Get comfortable, but not too comfortable. Some coworkers prefer “dressing up” in work clothes. Others prefer casual jeans and a T-shirt. Remember, you might need to jump on a conference call at any time. Oh, and wear pants.
Know where your coworkers are. PCWorld staffers use Slack to stay in touch from wherever we are. Just make sure your coworkers know where you are and whether you’re available. Chime in from time to time, so they know you’re engaged and participating.

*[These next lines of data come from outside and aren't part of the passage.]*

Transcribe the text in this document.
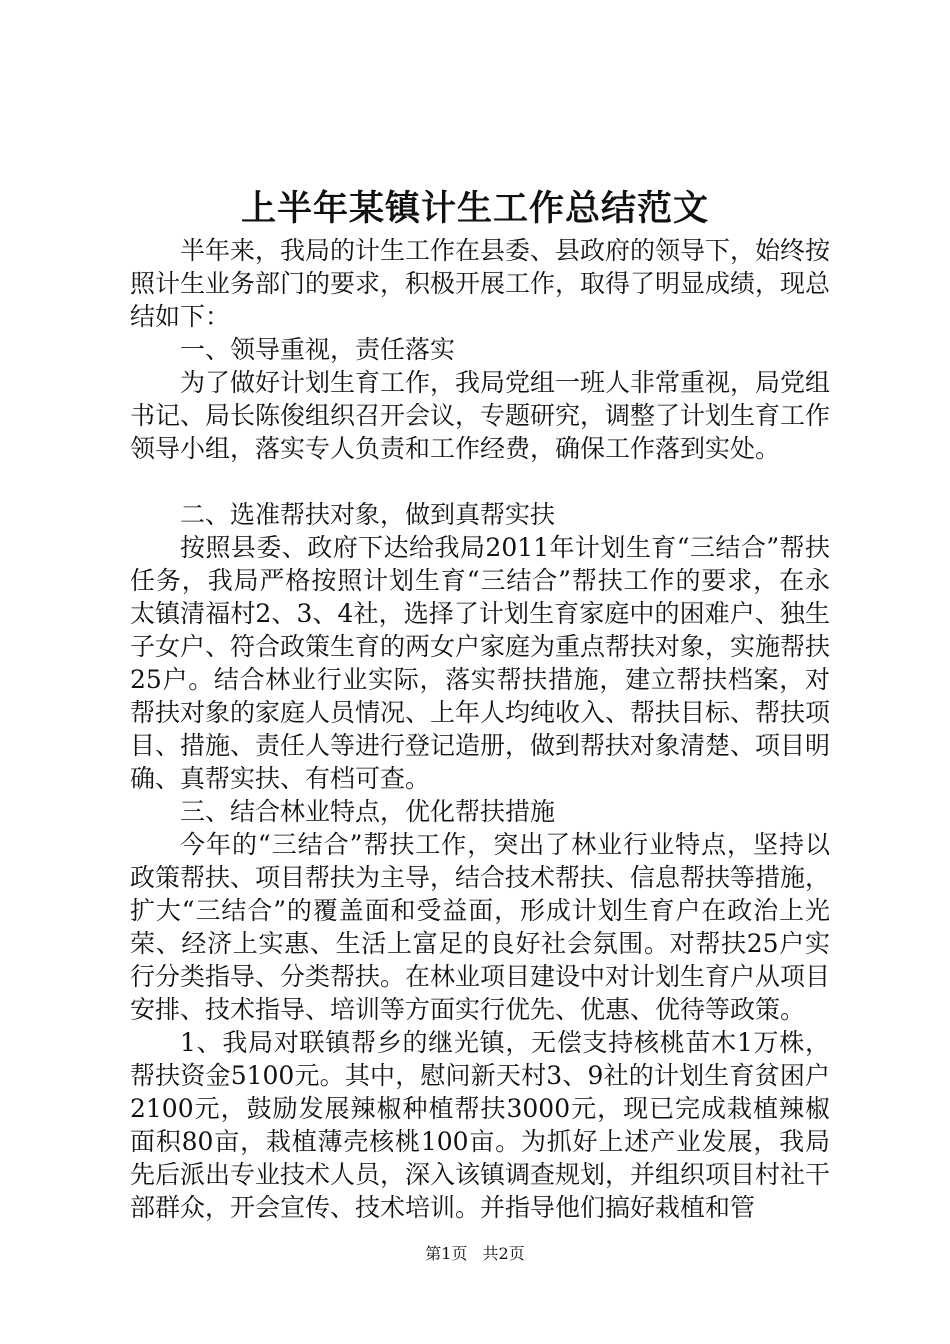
上半年某镇计生工作总结范文

半年来，我局的计生工作在县委、县政府的领导下，始终按照计生业务部门的要求，积极开展工作，取得了明显成绩，现总结如下：

一、领导重视，责任落实

为了做好计划生育工作，我局党组一班人非常重视，局党组书记、局长陈俊组织召开会议，专题研究，调整了计划生育工作领导小组，落实专人负责和工作经费，确保工作落到实处。

二、选准帮扶对象，做到真帮实扶

按照县委、政府下达给我局2011年计划生育“三结合”帮扶任务，我局严格按照计划生育“三结合”帮扶工作的要求，在永太镇清福村2、3、4社，选择了计划生育家庭中的困难户、独生子女户、符合政策生育的两女户家庭为重点帮扶对象，实施帮扶25户。结合林业行业实际，落实帮扶措施，建立帮扶档案，对帮扶对象的家庭人员情况、上年人均纯收入、帮扶目标、帮扶项目、措施、责任人等进行登记造册，做到帮扶对象清楚、项目明确、真帮实扶、有档可查。

三、结合林业特点，优化帮扶措施

今年的“三结合”帮扶工作，突出了林业行业特点，坚持以政策帮扶、项目帮扶为主导，结合技术帮扶、信息帮扶等措施，扩大“三结合”的覆盖面和受益面，形成计划生育户在政治上光荣、经济上实惠、生活上富足的良好社会氛围。对帮扶25户实行分类指导、分类帮扶。在林业项目建设中对计划生育户从项目安排、技术指导、培训等方面实行优先、优惠、优待等政策。

1、我局对联镇帮乡的继光镇，无偿支持核桃苗木1万株，帮扶资金5100元。其中，慰问新天村3、9社的计划生育贫困户2100元，鼓励发展辣椒种植帮扶3000元，现已完成栽植辣椒面积80亩，栽植薄壳核桃100亩。为抓好上述产业发展，我局先后派出专业技术人员，深入该镇调查规划，并组织项目村社干部群众，开会宣传、技术培训。并指导他们搞好栽植和管

第1页 共2页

Pay attention to your data cap. PCWorld has staffers living in rural areas, using basic broadband. But some of us have data caps. If you’re working from home, all the bandwidth for video calls, streaming, and downloads will now be coming from your home allowance. AT&T has said it will waive data caps for the time being, but other carriers have yet to follow suit.
Other handy tips
Here are some other things to think about as you work from home:
Expense it. COVID-19 has dramatically altered the way companies look at work-from-home policies. If you need a piece of equipment to do your job, consider asking your employer to pay for it. It’s the price of doing business. And if you do end up buying something, save your receipts! Maybe you can get a tax break.
Keep up with the news, but not all day. The overwhelming flood of cancelled events, stock market crashes, and other coronavirus calamities could distract you from the task at hand. Check for updates once or twice, then get back to your job.
Find comfort. If you’re stuck at home, use your extra time to read, study, cook, clean, play games, or whatever makes you happy. Discord servers offer a way to chat with friends about your own personal interests outside of work. You can still be as social as you’d like! Just not in person, for right now.